Главные «попадания» здесь Петр Мигунов – Рогожин и Екатерина Морозова – Настасья Филипповна. Первый, в совершенстве владея тембровыми красками, придает образу своего героя почти шаляпинский объем. Вторая – и в звуках голоса, и в своей сценической стати – словно бы отвечает на невысказанный вопрос, почему эта женщина обладает таким магнетическим воздействием на окружающих. Богдан Волков – Мышкин хорош и выразителен, но иногда кажется, что его герой уж слишком лиричен, а вот каких-то иных, более резких красок ему не хватает. Хороша и Юлия Мазурова – Аглая. Правда, вторая героиня оперы в ее исполнении больше похожа на взбалмошного ребенка, нежели на женщину, готовую вступить в борьбу с сильной соперницей. Для такой Аглаи вызов, брошенный Настасье Филипповне, – тоже во-многом ребяческая выходка, и настоящего поединка между ними не получается. Константин Шушаков, привносящий элементы гротеска даже в те роли, где это совсем не требуется, очень органичен в качестве Лебедева.
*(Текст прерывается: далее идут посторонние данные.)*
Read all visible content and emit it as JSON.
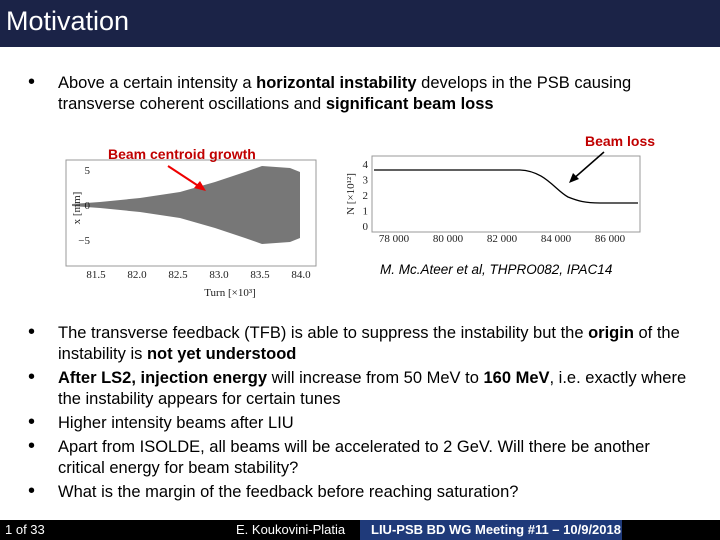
{
  "header": {
    "title": "Motivation"
  },
  "intro_bullets": [
    {
      "runs": [
        {
          "text": "Above a certain intensity a "
        },
        {
          "text": "horizontal instability",
          "bold": true
        },
        {
          "text": " develops in the PSB causing transverse coherent oscillations and "
        },
        {
          "text": "significant beam loss",
          "bold": true
        }
      ]
    }
  ],
  "figure": {
    "left_plot": {
      "annotation": "Beam centroid growth",
      "ylabel": "x [mm]",
      "xlabel": "Turn [×10³]",
      "yticks": [
        "5",
        "0",
        "−5"
      ],
      "xticks": [
        "81.5",
        "82.0",
        "82.5",
        "83.0",
        "83.5",
        "84.0"
      ]
    },
    "right_plot": {
      "annotation": "Beam loss",
      "ylabel": "N [×10¹²]",
      "yticks": [
        "4",
        "3",
        "2",
        "1",
        "0"
      ],
      "xticks": [
        "78 000",
        "80 000",
        "82 000",
        "84 000",
        "86 000"
      ]
    },
    "citation": "M. Mc.Ateer et al, THPRO082, IPAC14"
  },
  "bullets": [
    {
      "runs": [
        {
          "text": "The transverse feedback (TFB) is able to suppress the instability but the "
        },
        {
          "text": "origin",
          "bold": true
        },
        {
          "text": " of the instability is "
        },
        {
          "text": "not yet understood",
          "bold": true
        }
      ]
    },
    {
      "runs": [
        {
          "text": "After LS2, injection energy",
          "bold": true
        },
        {
          "text": " will increase from 50 MeV to "
        },
        {
          "text": "160 MeV",
          "bold": true
        },
        {
          "text": ", i.e. exactly where the instability appears for certain tunes"
        }
      ]
    },
    {
      "runs": [
        {
          "text": "Higher intensity beams after LIU"
        }
      ]
    },
    {
      "runs": [
        {
          "text": "Apart from ISOLDE, all beams will be accelerated to 2 GeV. Will there be another critical energy for beam stability?"
        }
      ]
    },
    {
      "runs": [
        {
          "text": "What is the margin of the feedback before reaching saturation?"
        }
      ]
    }
  ],
  "footer": {
    "page": "1 of 33",
    "author": "E. Koukovini-Platia",
    "meeting": "LIU-PSB BD WG Meeting #11 – 10/9/2018"
  }
}
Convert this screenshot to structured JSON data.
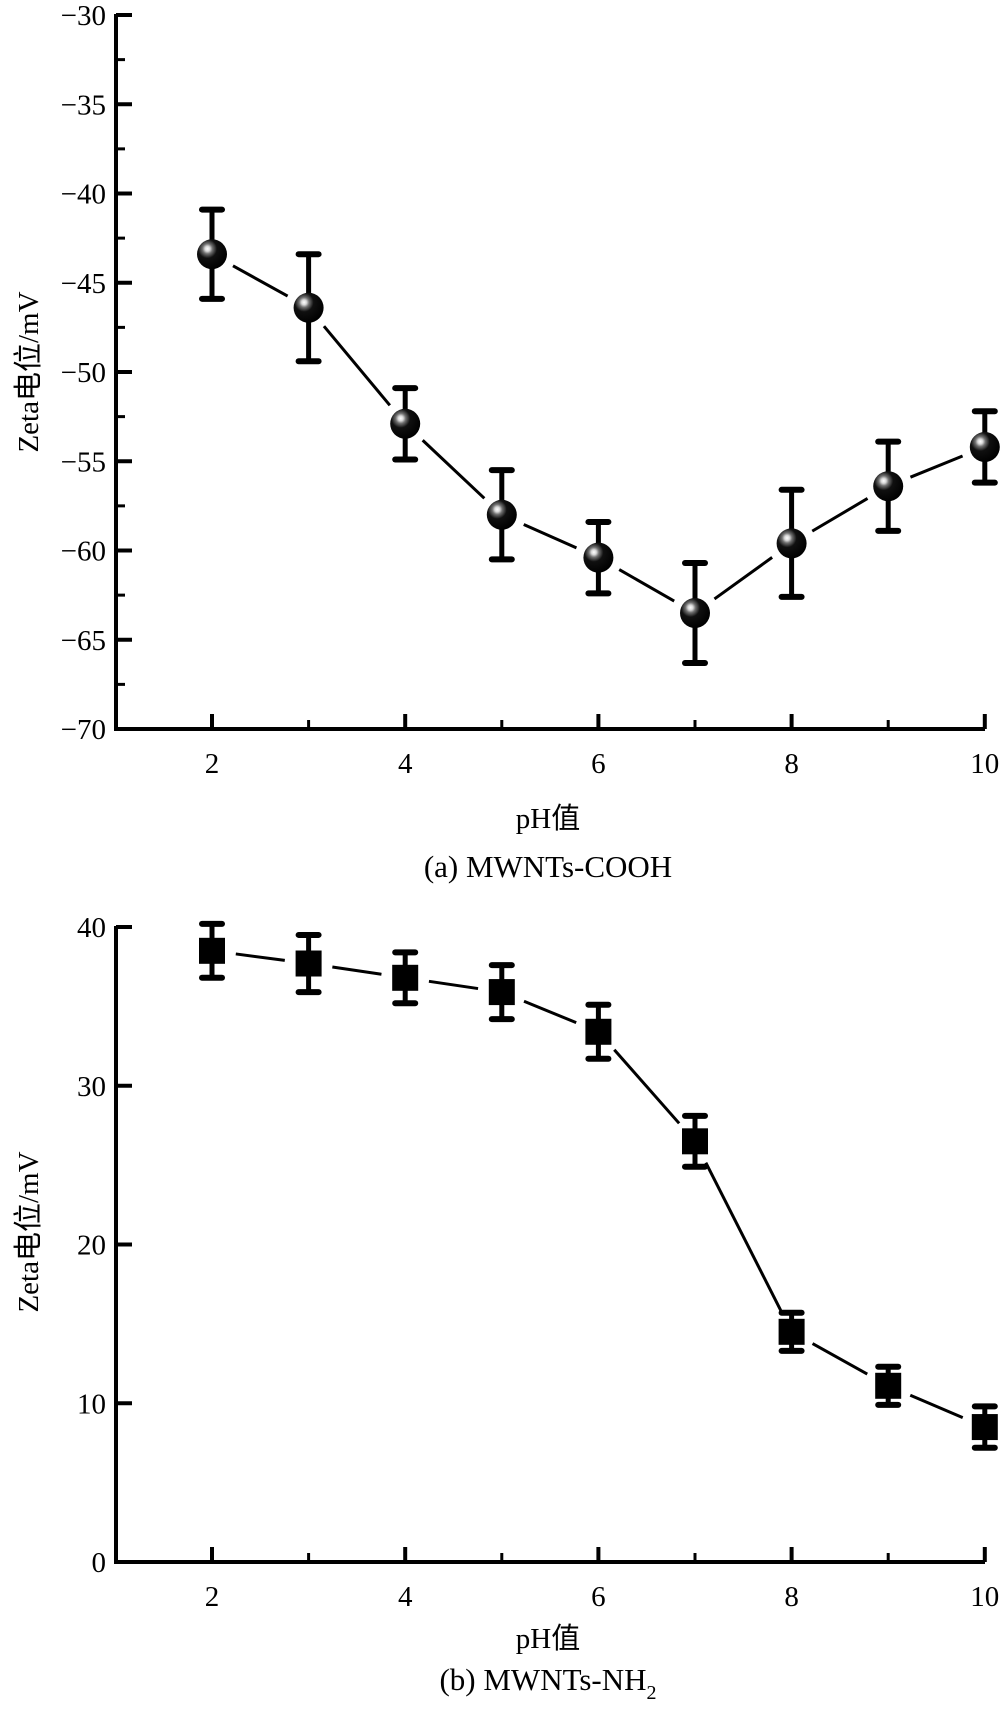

Настоящей удачей второго состава стал Станислав Мостовой – Мышкин. Я бы даже в чем-то отдал ему предпочтение перед Волковым. У него меньше обаяния, но зато более заострен сценический рисунок, явственней ощущается болезнь князя. Кроме того, и сам звук у Мостового острее, что способствует и более четкой артикуляции текста, без помех доносящегося до зала. Николай Казанский очень профессионально и добротно исполняет партию-роль Рогожина. Единственное, чего ему недостает, так это того трагического масштаба, что есть у Мигунова. К сожалению, не назовешь удачными откровенно «сырые» работы Марии Лобановой (Настасья Филипповна) и Виктории Каркачевой (Аглая). И если для дебютантки Каркачевой, возможно, обретение себя в роли еще впереди, то в случае Лобановой ощущается определенное несоответствие артистической индивидуальности одному из самых харизматичных в русской культуре женских образов.

…Вероятно, через пару лет, в связи со столетним юбилеем композитора, нас ждет продолжение марафона, и театры наперегонки бросятся ставить, например, «Любовь д’Артаньяна» или «Портрет». В смелых мечтах можно представить и такую картину: несколько звукозаписывающих лейблов состязаются, кто первым выпустит полный комплект вайнберговских симфоний (каковых у него более двадцати). Хорошо бы, однако, чтобы и про «Идиота» вновь не забыли, и кто-нибудь представил бы его в полной версии – пусть даже концертной.